People aged 85 and over are more affected by loneliness than younger seniors, according to a survey published on Sunday by Pro Senectute’s Observatoire vieillesse. Among 65-74 year-olds, the proportion is around 24%, while it is just over 25% among 75-84 year-olds.
“Very old people have to cope more often with the death of their loved ones. Their social network shrinks. They also have more health problems,” explains Alexander Widmer, a member of the board of Pro Senectute Switzerland. However, the organisation points out that loneliness should not be confused with being alone, because being alone is not necessarily a source of suffering.
“Older people who feel lonely not only have a shorter life expectancy, but also suffer more often from high blood pressure and depression. They move less, are more stressed and more often suffer from dementia,” Widmer says.
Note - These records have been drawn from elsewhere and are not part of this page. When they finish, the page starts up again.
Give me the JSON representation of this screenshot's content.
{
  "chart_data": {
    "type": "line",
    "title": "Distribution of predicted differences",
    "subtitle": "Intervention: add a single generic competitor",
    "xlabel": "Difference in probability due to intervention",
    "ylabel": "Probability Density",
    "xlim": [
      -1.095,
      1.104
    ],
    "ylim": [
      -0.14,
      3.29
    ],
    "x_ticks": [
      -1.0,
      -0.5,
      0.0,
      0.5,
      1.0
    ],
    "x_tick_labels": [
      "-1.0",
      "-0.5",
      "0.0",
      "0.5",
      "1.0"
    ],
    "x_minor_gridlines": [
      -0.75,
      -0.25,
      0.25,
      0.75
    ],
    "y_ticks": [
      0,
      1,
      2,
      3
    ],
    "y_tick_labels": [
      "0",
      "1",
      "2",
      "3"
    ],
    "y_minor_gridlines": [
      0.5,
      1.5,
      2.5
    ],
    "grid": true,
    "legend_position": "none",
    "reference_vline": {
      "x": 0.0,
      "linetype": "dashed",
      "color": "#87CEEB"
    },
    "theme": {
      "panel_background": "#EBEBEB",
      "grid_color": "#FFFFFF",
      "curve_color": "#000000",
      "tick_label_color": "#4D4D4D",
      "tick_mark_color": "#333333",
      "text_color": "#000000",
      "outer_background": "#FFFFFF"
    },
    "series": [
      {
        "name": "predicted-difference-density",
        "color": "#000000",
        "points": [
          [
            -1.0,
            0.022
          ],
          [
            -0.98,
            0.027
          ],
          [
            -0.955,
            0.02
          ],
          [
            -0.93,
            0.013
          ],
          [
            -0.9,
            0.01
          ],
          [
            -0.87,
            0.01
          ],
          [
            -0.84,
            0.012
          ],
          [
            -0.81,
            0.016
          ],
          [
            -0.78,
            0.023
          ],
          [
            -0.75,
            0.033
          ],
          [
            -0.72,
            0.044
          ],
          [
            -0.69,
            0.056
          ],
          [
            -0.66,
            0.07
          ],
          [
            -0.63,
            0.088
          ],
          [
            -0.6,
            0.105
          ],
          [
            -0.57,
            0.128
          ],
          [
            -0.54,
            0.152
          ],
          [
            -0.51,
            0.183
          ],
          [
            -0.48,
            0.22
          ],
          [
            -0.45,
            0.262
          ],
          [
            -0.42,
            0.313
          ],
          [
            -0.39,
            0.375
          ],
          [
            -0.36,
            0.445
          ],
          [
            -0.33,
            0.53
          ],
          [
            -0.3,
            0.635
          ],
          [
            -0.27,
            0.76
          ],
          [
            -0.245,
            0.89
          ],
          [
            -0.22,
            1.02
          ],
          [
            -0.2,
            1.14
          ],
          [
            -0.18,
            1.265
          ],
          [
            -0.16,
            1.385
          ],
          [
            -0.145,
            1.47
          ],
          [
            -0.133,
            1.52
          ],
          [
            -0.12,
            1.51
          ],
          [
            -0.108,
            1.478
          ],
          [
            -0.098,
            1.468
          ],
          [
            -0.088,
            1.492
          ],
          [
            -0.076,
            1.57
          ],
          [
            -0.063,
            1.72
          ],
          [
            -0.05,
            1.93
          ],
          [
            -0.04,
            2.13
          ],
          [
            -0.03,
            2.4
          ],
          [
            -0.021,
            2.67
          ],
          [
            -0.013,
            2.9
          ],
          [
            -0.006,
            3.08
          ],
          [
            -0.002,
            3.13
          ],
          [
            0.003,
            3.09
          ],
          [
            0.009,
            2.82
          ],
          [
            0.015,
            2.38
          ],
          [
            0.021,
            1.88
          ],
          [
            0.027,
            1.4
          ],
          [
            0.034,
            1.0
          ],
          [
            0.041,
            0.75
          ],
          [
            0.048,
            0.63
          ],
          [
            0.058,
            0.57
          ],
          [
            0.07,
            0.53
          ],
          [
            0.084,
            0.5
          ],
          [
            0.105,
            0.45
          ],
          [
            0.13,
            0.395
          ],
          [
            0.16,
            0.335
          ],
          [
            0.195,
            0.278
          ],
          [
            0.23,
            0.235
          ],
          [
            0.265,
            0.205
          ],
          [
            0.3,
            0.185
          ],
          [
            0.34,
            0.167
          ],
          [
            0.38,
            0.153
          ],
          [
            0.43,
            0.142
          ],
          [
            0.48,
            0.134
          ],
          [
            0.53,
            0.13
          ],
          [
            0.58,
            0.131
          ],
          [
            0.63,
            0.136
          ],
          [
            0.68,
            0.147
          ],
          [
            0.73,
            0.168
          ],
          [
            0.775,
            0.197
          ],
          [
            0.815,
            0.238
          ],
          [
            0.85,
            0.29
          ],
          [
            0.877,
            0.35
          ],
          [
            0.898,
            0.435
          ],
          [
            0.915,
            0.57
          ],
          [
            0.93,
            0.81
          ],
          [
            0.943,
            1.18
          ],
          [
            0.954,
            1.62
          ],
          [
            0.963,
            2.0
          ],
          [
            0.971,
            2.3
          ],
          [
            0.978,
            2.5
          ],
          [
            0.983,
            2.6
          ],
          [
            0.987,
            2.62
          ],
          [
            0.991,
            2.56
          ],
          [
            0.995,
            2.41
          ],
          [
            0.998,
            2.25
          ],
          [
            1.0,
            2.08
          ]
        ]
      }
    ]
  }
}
However, it is not easy for specialist organisations to reach the people concerned, who often find it difficult to talk about their loneliness and ask for help.
- The Keystone-ATS report on SWI swissinfo.ch (in English)
More
Donald Trump, the Republican presidential candidate, has just launched a luxury watch that bears his name and has a mechanism designed by a craftsman in La Chaux-de-Fonds. Trump hopes it will raise funds to finance his vote campaign.
“For us, it was a project like any other,” Olivier Moiry, founder of BCP Tourbillon, which designs and develops the movements for Donald Trump’s watch, told Swiss public radio, RTS. He explains that the order was quite ordinary, in terms of technical or design requirements. But he admits: “We rarely have a client who has generated so much attention.”
“I love gold, I love diamonds,” declared the Republican candidate in the promotional video for the watch bearing his name. This model is being produced in a limited series of 147, with each piece numbered. The former US president was awarded the first edition.
“Our work is watchmaking, not political commitment. The movement is standard, and we applied the same criteria to it as we do to all our customers,” says Moiry. The founder of the watchmaking company says that there were no political considerations behind the acceptance of this order. He also explains that the request arrived anonymously.
- The RTS story (in FrenchExternal link)
Photo of the day
Laura Bircher, 23, will be Switzerland’s candidate at the Miss Universe world final in mid-November. On Saturday evening, the young woman from Stans, canton Nidwalden, beat 18 other finalists from several cantons to take the Miss Universe Switzerland title.